Estudo mostra avanço de partidos de centro na América Latina



Um levantamento do Ranking dos Políticos sobre as eleições realizadas nas Américas entre 2022 e 2026, divulgado nesta quarta-feira (29), aponta que, apesar do avanço da direita no continente, a governabilidade passou a depender cada vez mais dos partidos de centro. As siglas desse espectro político se tornaram decisivas para a sustentação dos governos e para a aprovação de reformas nos parlamentos.

O estudo analisa as eleições presidenciais e legislativas em 23 países das Américas e afirma que a disputa política deixou de ser explicada apenas pela alternância entre direita e esquerda.
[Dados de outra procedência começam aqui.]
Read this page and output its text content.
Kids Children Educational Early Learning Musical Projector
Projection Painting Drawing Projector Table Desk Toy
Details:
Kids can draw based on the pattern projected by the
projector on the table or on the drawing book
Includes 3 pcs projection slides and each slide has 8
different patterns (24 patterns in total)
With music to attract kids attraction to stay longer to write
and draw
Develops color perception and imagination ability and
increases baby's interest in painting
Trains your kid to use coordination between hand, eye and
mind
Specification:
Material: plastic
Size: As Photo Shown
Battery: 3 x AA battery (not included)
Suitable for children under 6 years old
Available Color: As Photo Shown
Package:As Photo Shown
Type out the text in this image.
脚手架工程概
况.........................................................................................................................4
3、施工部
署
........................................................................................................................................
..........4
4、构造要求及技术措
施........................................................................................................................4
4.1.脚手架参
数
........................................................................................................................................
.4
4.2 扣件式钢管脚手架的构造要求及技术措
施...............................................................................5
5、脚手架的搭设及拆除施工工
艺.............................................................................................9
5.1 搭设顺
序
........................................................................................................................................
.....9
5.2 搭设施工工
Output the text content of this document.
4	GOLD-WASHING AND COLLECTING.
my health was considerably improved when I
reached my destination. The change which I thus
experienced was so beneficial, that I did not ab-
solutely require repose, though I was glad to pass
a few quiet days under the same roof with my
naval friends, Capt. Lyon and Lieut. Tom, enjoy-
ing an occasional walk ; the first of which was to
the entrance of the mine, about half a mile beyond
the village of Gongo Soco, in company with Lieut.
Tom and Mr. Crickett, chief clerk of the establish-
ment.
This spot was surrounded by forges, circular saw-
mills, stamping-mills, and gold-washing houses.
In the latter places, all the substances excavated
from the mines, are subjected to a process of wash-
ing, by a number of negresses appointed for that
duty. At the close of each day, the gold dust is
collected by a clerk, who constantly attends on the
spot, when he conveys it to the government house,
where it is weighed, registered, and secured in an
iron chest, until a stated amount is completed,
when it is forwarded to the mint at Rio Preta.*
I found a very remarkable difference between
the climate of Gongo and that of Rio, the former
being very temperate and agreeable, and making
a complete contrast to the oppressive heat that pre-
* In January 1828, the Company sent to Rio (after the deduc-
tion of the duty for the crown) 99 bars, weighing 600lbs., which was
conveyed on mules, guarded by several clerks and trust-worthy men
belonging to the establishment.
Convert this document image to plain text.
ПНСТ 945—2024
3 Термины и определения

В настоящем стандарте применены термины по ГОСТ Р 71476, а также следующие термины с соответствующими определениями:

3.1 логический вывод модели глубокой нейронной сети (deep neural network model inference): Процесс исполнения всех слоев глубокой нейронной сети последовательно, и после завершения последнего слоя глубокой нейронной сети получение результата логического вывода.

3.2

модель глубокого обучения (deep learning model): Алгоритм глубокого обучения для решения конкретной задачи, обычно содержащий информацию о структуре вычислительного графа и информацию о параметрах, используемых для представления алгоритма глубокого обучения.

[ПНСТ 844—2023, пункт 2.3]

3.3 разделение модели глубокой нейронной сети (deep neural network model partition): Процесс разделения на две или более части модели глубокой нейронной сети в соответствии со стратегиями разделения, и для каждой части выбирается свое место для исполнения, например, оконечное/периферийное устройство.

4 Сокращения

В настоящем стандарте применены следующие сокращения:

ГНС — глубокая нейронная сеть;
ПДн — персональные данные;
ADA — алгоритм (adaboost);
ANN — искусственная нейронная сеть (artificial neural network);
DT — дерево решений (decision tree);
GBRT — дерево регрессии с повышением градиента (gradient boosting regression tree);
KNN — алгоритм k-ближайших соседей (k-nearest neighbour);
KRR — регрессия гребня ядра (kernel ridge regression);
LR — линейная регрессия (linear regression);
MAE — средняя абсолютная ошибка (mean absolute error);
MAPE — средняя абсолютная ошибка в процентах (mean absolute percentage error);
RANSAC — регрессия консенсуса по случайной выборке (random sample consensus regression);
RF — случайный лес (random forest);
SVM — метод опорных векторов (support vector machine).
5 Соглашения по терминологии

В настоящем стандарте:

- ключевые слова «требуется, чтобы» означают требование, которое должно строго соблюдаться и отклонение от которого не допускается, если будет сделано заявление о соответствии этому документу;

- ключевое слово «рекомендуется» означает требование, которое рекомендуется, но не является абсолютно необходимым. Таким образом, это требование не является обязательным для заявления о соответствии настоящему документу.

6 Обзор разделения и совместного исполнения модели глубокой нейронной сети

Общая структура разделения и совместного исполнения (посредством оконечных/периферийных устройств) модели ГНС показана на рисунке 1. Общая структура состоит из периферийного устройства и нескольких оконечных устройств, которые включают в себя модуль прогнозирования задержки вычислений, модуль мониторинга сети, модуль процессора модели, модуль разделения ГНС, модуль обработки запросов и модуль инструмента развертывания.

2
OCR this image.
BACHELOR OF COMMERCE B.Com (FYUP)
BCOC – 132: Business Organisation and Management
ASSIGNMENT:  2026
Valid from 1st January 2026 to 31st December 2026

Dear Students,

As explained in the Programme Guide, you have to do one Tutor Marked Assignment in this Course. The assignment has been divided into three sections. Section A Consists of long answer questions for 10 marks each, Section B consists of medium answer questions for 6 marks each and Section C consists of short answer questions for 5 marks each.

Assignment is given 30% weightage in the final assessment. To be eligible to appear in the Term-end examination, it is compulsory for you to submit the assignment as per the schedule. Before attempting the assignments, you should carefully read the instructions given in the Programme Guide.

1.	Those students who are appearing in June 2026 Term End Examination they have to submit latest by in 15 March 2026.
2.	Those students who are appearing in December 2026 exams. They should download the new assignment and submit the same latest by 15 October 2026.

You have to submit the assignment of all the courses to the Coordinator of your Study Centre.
Em diversos países, presidentes chegaram ao poder sem maioria parlamentar e passaram a depender de alianças com partidos moderados para garantir a estabilidade política. Segundo os autores, o continente vive um processo de “parlamentarização” das presidências, em que a capacidade de construir coalizões se tornou mais importante do que a vitória eleitoral em si.

A divulgação ocorre poucos dias após a confirmação da eleição de Keiko Fujimori no Peru. Embora tenha vencido a disputa presidencial, um presidente eleito não contará com a maioria própria no Congresso. De acordo com o levantamento, uma coalizão formada no segundo turno poderá reunir cerca de 75 dos 130 deputados e 43 dos 60 senadores, mas a fragmentação partidária exigirá a manutenção de alianças para garantir a aprovação de projetos estratégicos considerados.

Na Argentina, embora o presidente Javier Milei tenha sido eleito defendendo uma agenda liberal e de redução do Estado, seu partido iniciou o mandato com representação reduzida no Congresso. Após as eleições legislativas de 2025, a coalizão governamental ampliou sua presença parlamentar, mas continuou dependendo do apoio de legendas de centro, como a União Cívica Radical (UCR), e do PRO, partido do ex-presidente Mauricio Macri, para aprovar reformas consideradas estratégicas.